A distributed intelligent maintenance approach based on artificial immune systems

Maintenance services logistics for wide geographically dispersed appli-cations, such as oil transfer systems via pipelines or waste water treatment, have high costs and standard approaches usually lead to sub-optimal solutions. These systems are composed by a huge number of devices, often placed in inaccessible areas with a large distance between them. In such applications, autonomous Intelligent Maintenance System (IMS), are capable to estimate their health conditions, can be used to forecast maintenance needs and to optimize maintenance schedule, therefore reducing the overall costs.
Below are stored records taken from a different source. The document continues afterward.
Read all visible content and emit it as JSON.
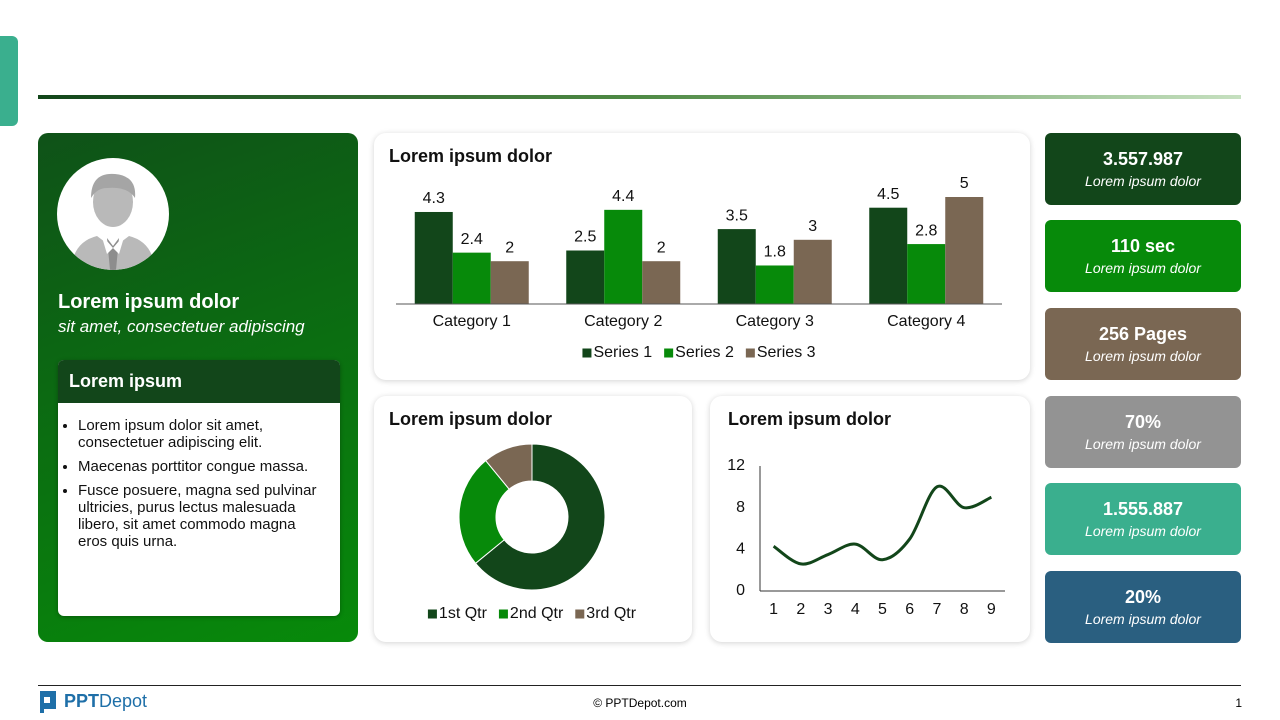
{
  "profile": {
    "title": "Lorem ipsum dolor",
    "subtitle": "sit amet, consectetuer adipiscing",
    "box_title": "Lorem ipsum",
    "bullets": [
      "Lorem ipsum dolor sit amet, consectetuer adipiscing elit.",
      "Maecenas porttitor congue massa.",
      "Fusce posuere, magna sed pulvinar ultricies, purus lectus malesuada libero, sit amet commodo magna eros quis urna."
    ]
  },
  "chart_data": [
    {
      "type": "bar",
      "title": "Lorem ipsum dolor",
      "categories": [
        "Category 1",
        "Category 2",
        "Category 3",
        "Category 4"
      ],
      "series": [
        {
          "name": "Series 1",
          "color": "#12461a",
          "values": [
            4.3,
            2.5,
            3.5,
            4.5
          ]
        },
        {
          "name": "Series 2",
          "color": "#078a0a",
          "values": [
            2.4,
            4.4,
            1.8,
            2.8
          ]
        },
        {
          "name": "Series 3",
          "color": "#7a6753",
          "values": [
            2,
            2,
            3,
            5
          ]
        }
      ]
    },
    {
      "type": "donut",
      "title": "Lorem ipsum dolor",
      "categories": [
        "1st Qtr",
        "2nd Qtr",
        "3rd Qtr"
      ],
      "values": [
        8.2,
        3.2,
        1.4
      ],
      "colors": [
        "#12461a",
        "#078a0a",
        "#7a6753"
      ]
    },
    {
      "type": "line",
      "title": "Lorem ipsum dolor",
      "color": "#12461a",
      "x": [
        1,
        2,
        3,
        4,
        5,
        6,
        7,
        8,
        9
      ],
      "values": [
        4.3,
        2.6,
        3.5,
        4.5,
        3,
        5,
        10,
        8,
        9
      ],
      "xlim": [
        0.5,
        9.5
      ],
      "xticks": [
        1,
        2,
        3,
        4,
        5,
        6,
        7,
        8,
        9
      ],
      "ylim": [
        0,
        12
      ],
      "yticks": [
        0,
        4,
        8,
        12
      ]
    }
  ],
  "kpis": [
    {
      "value": "3.557.987",
      "label": "Lorem ipsum dolor",
      "color": "#12461a"
    },
    {
      "value": "110 sec",
      "label": "Lorem ipsum dolor",
      "color": "#078a0a"
    },
    {
      "value": "256 Pages",
      "label": "Lorem ipsum dolor",
      "color": "#7a6753"
    },
    {
      "value": "70%",
      "label": "Lorem ipsum dolor",
      "color": "#939393"
    },
    {
      "value": "1.555.887",
      "label": "Lorem ipsum dolor",
      "color": "#3aaf8e"
    },
    {
      "value": "20%",
      "label": "Lorem ipsum dolor",
      "color": "#2a5f80"
    }
  ],
  "footer": {
    "logo_bold": "PPT",
    "logo_rest": "Depot",
    "copyright": "© PPTDepot.com",
    "page": "1"
  }
}
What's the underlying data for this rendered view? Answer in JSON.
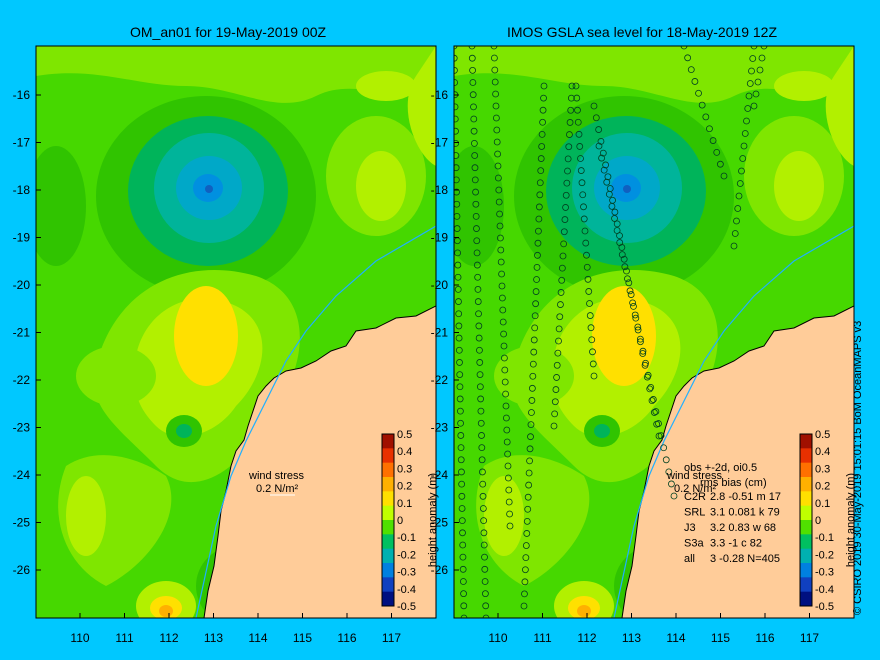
{
  "left_panel": {
    "title": "OM_an01 for 19-May-2019 00Z",
    "wind_label_1": "wind stress",
    "wind_label_2": "0.2 N/m²",
    "colorbar_label": "height anomaly (m)"
  },
  "right_panel": {
    "title": "IMOS GSLA sea level  for 18-May-2019 12Z",
    "wind_label_1": "wind stress",
    "wind_label_2": "0.2 N/m²",
    "colorbar_label": "height anomaly (m)",
    "stats_header_1": "obs +-2d, oi0.5",
    "stats_header_2": "rms bias (cm)",
    "stats": [
      {
        "label": "C2R",
        "values": "2.8 -0.51 m 17"
      },
      {
        "label": "SRL",
        "values": "3.1 0.081 k 79"
      },
      {
        "label": "J3",
        "values": "3.2 0.83 w 68"
      },
      {
        "label": "S3a",
        "values": "3.3 -1 c 82"
      },
      {
        "label": "all",
        "values": "3 -0.28 N=405"
      }
    ]
  },
  "axes": {
    "lat_ticks": [
      "-16",
      "-17",
      "-18",
      "-19",
      "-20",
      "-21",
      "-22",
      "-23",
      "-24",
      "-25",
      "-26"
    ],
    "lon_ticks": [
      "110",
      "111",
      "112",
      "113",
      "114",
      "115",
      "116",
      "117"
    ]
  },
  "colorbar_ticks": [
    "0.5",
    "0.4",
    "0.3",
    "0.2",
    "0.1",
    "0",
    "-0.1",
    "-0.2",
    "-0.3",
    "-0.4",
    "-0.5"
  ],
  "colorbar_colors": [
    "#a01000",
    "#e83000",
    "#ff7000",
    "#ffb000",
    "#ffe000",
    "#c0ff00",
    "#50e000",
    "#00c060",
    "#00b0b0",
    "#0080e0",
    "#1040c0",
    "#001080"
  ],
  "credit": "© CSIRO 2019   30-May-2019 15:01:15 BoM OceanMAPS v3"
}
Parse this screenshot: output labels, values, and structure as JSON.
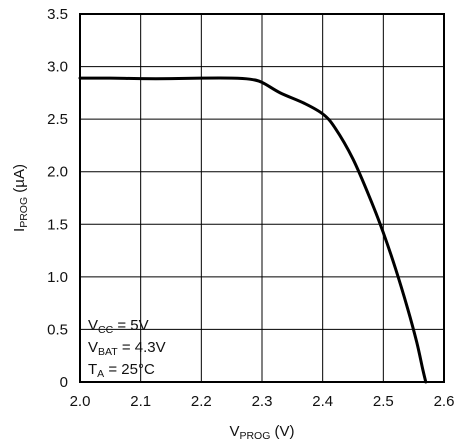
{
  "chart_data": {
    "type": "line",
    "title": "",
    "xlabel": {
      "main": "V",
      "sub": "PROG",
      "unit": " (V)"
    },
    "ylabel": {
      "main": "I",
      "sub": "PROG",
      "unit": " (µA)"
    },
    "xlim": [
      2.0,
      2.6
    ],
    "ylim": [
      0,
      3.5
    ],
    "x_ticks": [
      {
        "value": 2.0,
        "label": "2.0"
      },
      {
        "value": 2.1,
        "label": "2.1"
      },
      {
        "value": 2.2,
        "label": "2.2"
      },
      {
        "value": 2.3,
        "label": "2.3"
      },
      {
        "value": 2.4,
        "label": "2.4"
      },
      {
        "value": 2.5,
        "label": "2.5"
      },
      {
        "value": 2.6,
        "label": "2.6"
      }
    ],
    "y_ticks": [
      {
        "value": 0,
        "label": "0"
      },
      {
        "value": 0.5,
        "label": "0.5"
      },
      {
        "value": 1.0,
        "label": "1.0"
      },
      {
        "value": 1.5,
        "label": "1.5"
      },
      {
        "value": 2.0,
        "label": "2.0"
      },
      {
        "value": 2.5,
        "label": "2.5"
      },
      {
        "value": 3.0,
        "label": "3.0"
      },
      {
        "value": 3.5,
        "label": "3.5"
      }
    ],
    "grid": true,
    "series": [
      {
        "color": "#000000",
        "points": [
          {
            "x": 2.0,
            "y": 2.89
          },
          {
            "x": 2.05,
            "y": 2.89
          },
          {
            "x": 2.1,
            "y": 2.885
          },
          {
            "x": 2.15,
            "y": 2.885
          },
          {
            "x": 2.2,
            "y": 2.89
          },
          {
            "x": 2.25,
            "y": 2.89
          },
          {
            "x": 2.28,
            "y": 2.88
          },
          {
            "x": 2.3,
            "y": 2.85
          },
          {
            "x": 2.33,
            "y": 2.75
          },
          {
            "x": 2.37,
            "y": 2.65
          },
          {
            "x": 2.4,
            "y": 2.55
          },
          {
            "x": 2.42,
            "y": 2.42
          },
          {
            "x": 2.45,
            "y": 2.12
          },
          {
            "x": 2.48,
            "y": 1.72
          },
          {
            "x": 2.5,
            "y": 1.42
          },
          {
            "x": 2.52,
            "y": 1.08
          },
          {
            "x": 2.54,
            "y": 0.7
          },
          {
            "x": 2.555,
            "y": 0.38
          },
          {
            "x": 2.565,
            "y": 0.12
          },
          {
            "x": 2.57,
            "y": 0.0
          }
        ]
      }
    ],
    "annotations": [
      {
        "main": "V",
        "sub": "CC",
        "rest": " = 5V"
      },
      {
        "main": "V",
        "sub": "BAT",
        "rest": " = 4.3V"
      },
      {
        "main": "T",
        "sub": "A",
        "rest": " = 25°C"
      }
    ],
    "annotation_placement": "bottom-left"
  }
}
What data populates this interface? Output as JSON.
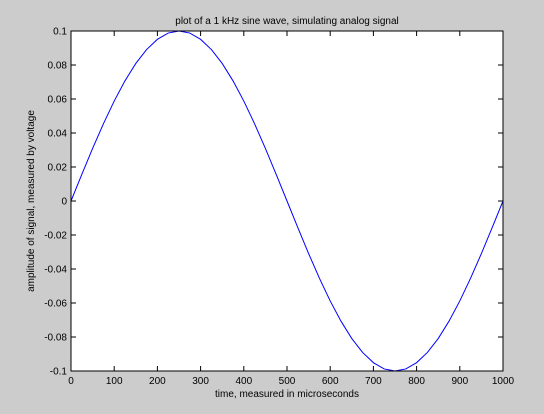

Artificial Immune Systems (AIS) are a set of algorithms inspired by bio-immune systems that have features suitable for applications in IMS. AIS have distributed and parallel processing that could be useful to model large production systems. This paper proposes an architecture for a Distributed IMS using Artificial Immune Systems concepts to face the challenges de-scribed and explore in-site learning. Each equipment has its own embedded AIS, performing a local diagnosis. If a new fault mode is detected, this information is evaluated and classified as a new non-self pattern, and included in the “vaccine”. In this way, what is learned by one AIS can be propagated to the others. This proposal is modeled and implemented using multi-agent systems, where every autonomous IMS is mapped to a set of local agents, while the communication and decision process between IMSs are mapped to global agents. The paper also describes the preliminary results deriving from the application of the proposed approach to a case study.